Somut olayda, davacının vergi kaydına göre 6.4.2005 başlayıp dava tarihine kadar devam eden 1479 sayılı Yasa kapsamında sigortalılığı olduğu, 506 sayılı Yasa"ya tabi sigortalı çalışmasının 17.1.2006 tarihinde başladığı görülmektedir.
Buna göre; davacının 6.4.2005 tarihinden itibaren... sigortalı kabul edilmesi ve buna bağlı olarak prim borcu çıkarılması şeklindeki Kurum işlemi ile bu dönemdeki sigortalılık ile çakışan 17.1.2006 tarihinde başlayan 506 sayılı Kanun kapsamındaki sigortalılığın iptal edilmesine ilişkin Kurum işlemi yerindedir.

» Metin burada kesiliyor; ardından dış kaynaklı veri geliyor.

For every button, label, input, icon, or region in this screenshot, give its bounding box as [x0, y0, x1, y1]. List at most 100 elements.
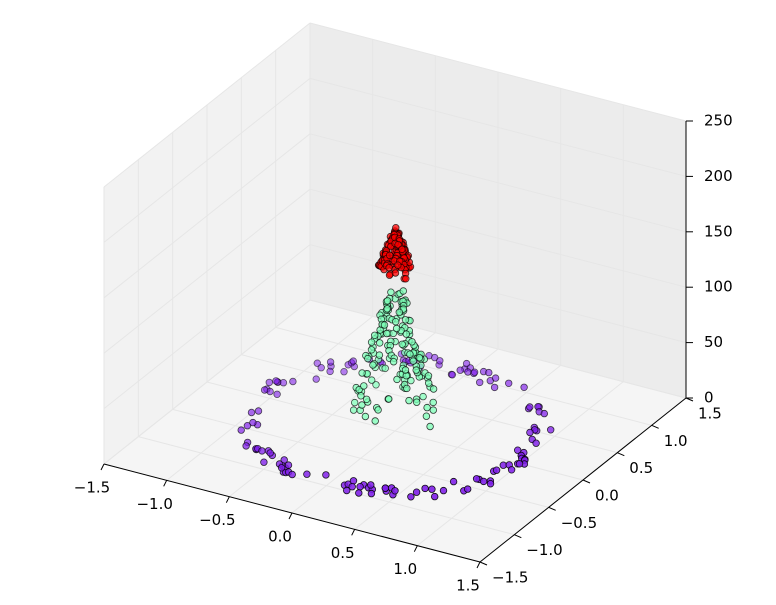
x-tick	[225, 496, 230, 503]
data-point	[303, 470, 311, 478]
data-point	[526, 403, 534, 411]
data-point	[464, 485, 472, 493]
data-point	[317, 364, 325, 372]
data-point	[391, 487, 399, 495]
y-tick	[514, 534, 522, 539]
y-tick-label: 0.5	[629, 459, 653, 477]
data-point	[368, 376, 376, 384]
data-point	[273, 390, 281, 398]
data-point	[312, 375, 320, 383]
data-point	[362, 395, 371, 403]
data-point	[392, 223, 400, 232]
data-point	[399, 287, 407, 295]
data-point	[449, 477, 458, 486]
data-point	[547, 426, 555, 434]
grid-line-z-right	[309, 22, 687, 122]
data-point	[507, 466, 516, 474]
data-point	[360, 382, 368, 390]
data-point	[385, 264, 393, 272]
x-tick	[413, 545, 418, 552]
data-point	[371, 331, 379, 339]
x-tick-label: 1.5	[456, 577, 480, 595]
data-point	[371, 417, 379, 425]
z-tick-label: 50	[704, 333, 723, 351]
data-point	[349, 406, 358, 414]
y-tick	[582, 479, 591, 484]
data-point	[422, 412, 431, 420]
x-tick	[163, 480, 168, 487]
x-tick	[476, 561, 481, 569]
data-point	[490, 383, 499, 392]
data-point	[409, 357, 417, 365]
data-point	[470, 368, 479, 376]
x-tick	[351, 529, 356, 536]
y-tick	[617, 452, 625, 457]
grid-line-z-right	[309, 188, 687, 288]
data-point	[520, 383, 528, 391]
data-point	[288, 470, 296, 479]
data-point	[492, 466, 501, 474]
y-tick-label: −1.0	[526, 541, 562, 559]
data-point	[266, 449, 274, 457]
data-point	[472, 475, 481, 483]
z-tick-label: 100	[704, 278, 733, 296]
x-tick-label: 0.0	[268, 528, 292, 546]
data-point	[361, 412, 370, 421]
data-point	[343, 486, 351, 495]
data-point	[392, 324, 401, 333]
data-point	[326, 367, 334, 376]
z-tick-label: 150	[704, 222, 733, 240]
grid-line-z-right	[309, 77, 687, 177]
data-point	[367, 481, 375, 489]
data-point	[374, 406, 382, 414]
data-point	[279, 379, 288, 387]
data-point	[289, 377, 297, 386]
tick-labels: −1.5 −1.0 −0.5 0.0 0.5 1.0 1.5 −1.5 −1.0 −0.5 0.0 0…	[74, 112, 733, 595]
data-point	[376, 339, 384, 347]
data-point	[380, 321, 389, 329]
data-point	[426, 422, 434, 431]
grid-line-z-left	[103, 78, 311, 243]
data-point	[260, 458, 268, 466]
data-point	[242, 442, 250, 450]
data-point	[479, 477, 488, 486]
data-points	[237, 223, 555, 501]
x-tick-label: 0.5	[331, 544, 355, 562]
x-tick-label: 1.0	[393, 560, 417, 578]
grid-line-z-right	[309, 299, 687, 399]
grid-line-z-left	[103, 188, 311, 354]
data-point	[383, 305, 391, 313]
x-tick	[288, 512, 293, 520]
x-tick-label: −0.5	[199, 511, 235, 529]
data-point	[237, 426, 245, 434]
data-point	[349, 357, 357, 365]
data-point	[358, 401, 366, 409]
data-point	[456, 366, 464, 374]
data-point	[357, 392, 365, 400]
y-tick	[479, 561, 488, 566]
data-point	[428, 485, 436, 493]
data-point	[355, 489, 363, 497]
data-point	[412, 366, 420, 374]
data-point	[448, 371, 456, 379]
data-point	[421, 484, 429, 493]
data-point	[247, 408, 256, 417]
data-point	[425, 379, 433, 387]
data-point	[431, 492, 439, 501]
grid-line-z-left	[103, 133, 311, 299]
data-point	[464, 368, 472, 376]
data-point	[429, 385, 438, 393]
data-point	[429, 398, 437, 407]
data-point	[358, 369, 366, 377]
data-point	[407, 376, 415, 385]
grid-line-z-left	[103, 299, 311, 465]
y-tick-label: −1.5	[492, 569, 528, 587]
z-tick-label: 0	[704, 389, 714, 407]
data-point	[364, 354, 372, 363]
data-point	[407, 493, 415, 501]
z-tick-label: 200	[704, 167, 733, 185]
y-tick-label: 0.0	[595, 487, 619, 505]
data-point	[424, 372, 433, 380]
data-point	[405, 396, 413, 405]
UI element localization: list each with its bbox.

Mahkemece bu maddi ve hukuki olgular gözönünde bulundurularak istemin reddine karar vermek gerekirken yazılı gerekçelerle kabulüne karar verilmesi usul ve yasaya aykırı olup bozma nedenidir.
O halde, davalının bu yönleri amaçlayan temyiz itirazları kabul edilmeli ve hüküm bozulmalıdır.
SONUÇ: Hükmün yukarıda açıklanan nedenlerle BOZULMASINA, 15.01.2013 gününde oybirliğiyle karar verildi.